Let $A\in\mathcal B(\mathcal H)^+$ be given where $\mathcal H$ is any complex Hilbert space, we are looking for a solution of the equation $X^2=A$. We define
$$ B=\operatorname{id}_{\mathcal H}-\frac{A}{\Vert A\Vert}\in\mathcal B(\mathcal H)^+\qquad\text{ and }\qquad Y=\operatorname{id}_{\mathcal H}-\frac{X}{\sqrt{\Vert A\Vert}} $$
(if $A=0$, all of this is trivial). Now $X^2=A$ becomes
$$ Y=\frac12(B+Y^2).\tag*{$(1)$} $$
as can be seen easily. Defining the sequence $(Y_n)_{n\in\mathbb N_0}$ via $Y_0=0, Y_1=\frac12B$ and $Y_{n+1}=\frac12(B+Y_n^2)$, it can be shown that $(Y_n)_{n\in\mathbb N_0}$ converges to $Y$ in the strong sense where $Y$ is a solution to (1) so $Y=\sqrt{A}$.
By this construction, every $Y_n$ is a polynomial in $B$ (and thus in $A$) so if some operator $T\in\mathcal B(\mathcal H)$ commutes with $A$, it commutes with every $Y_n$ and thus with its strong limit $Y=\sqrt{A}$.
You can check that $p(A)T=Tp(A)$ for any polynomial $p$.

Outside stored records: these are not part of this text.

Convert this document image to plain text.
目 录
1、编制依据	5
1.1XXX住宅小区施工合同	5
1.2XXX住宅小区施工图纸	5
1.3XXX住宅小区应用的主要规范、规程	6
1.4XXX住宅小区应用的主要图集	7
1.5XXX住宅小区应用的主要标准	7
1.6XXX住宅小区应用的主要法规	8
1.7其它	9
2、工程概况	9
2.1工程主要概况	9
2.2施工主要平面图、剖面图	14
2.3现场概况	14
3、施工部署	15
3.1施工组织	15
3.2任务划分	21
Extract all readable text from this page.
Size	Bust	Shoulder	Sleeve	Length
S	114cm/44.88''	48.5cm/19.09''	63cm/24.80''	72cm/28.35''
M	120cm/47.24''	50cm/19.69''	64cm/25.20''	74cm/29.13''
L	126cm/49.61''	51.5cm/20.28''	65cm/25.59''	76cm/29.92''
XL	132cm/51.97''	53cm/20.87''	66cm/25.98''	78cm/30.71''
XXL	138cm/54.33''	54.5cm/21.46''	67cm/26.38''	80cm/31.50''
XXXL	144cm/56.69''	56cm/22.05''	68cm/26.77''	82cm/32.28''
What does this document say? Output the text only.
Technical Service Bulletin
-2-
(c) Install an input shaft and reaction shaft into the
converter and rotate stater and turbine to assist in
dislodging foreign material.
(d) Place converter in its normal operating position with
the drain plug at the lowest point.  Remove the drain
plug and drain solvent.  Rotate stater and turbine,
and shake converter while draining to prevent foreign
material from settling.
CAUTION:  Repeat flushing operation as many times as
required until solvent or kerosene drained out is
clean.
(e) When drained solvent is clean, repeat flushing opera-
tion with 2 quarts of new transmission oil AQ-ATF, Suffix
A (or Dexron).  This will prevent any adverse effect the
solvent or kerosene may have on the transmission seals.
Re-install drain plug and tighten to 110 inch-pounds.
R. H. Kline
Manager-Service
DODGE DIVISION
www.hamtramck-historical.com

For any continuous function $f$ on $\sigma(A)$, there is a sequence $\{p_n\}$ of polynomials such that $p_n$ is convergent to $f$ uniformly. Hence $p_n(A)$ is convergent to $f(A)$ and thus $f(A)T=Tf(A)$.
Specially, $f(x)=\sqrt{x}, x\in \sigma(A)\subset [0,\infty)$ is your case.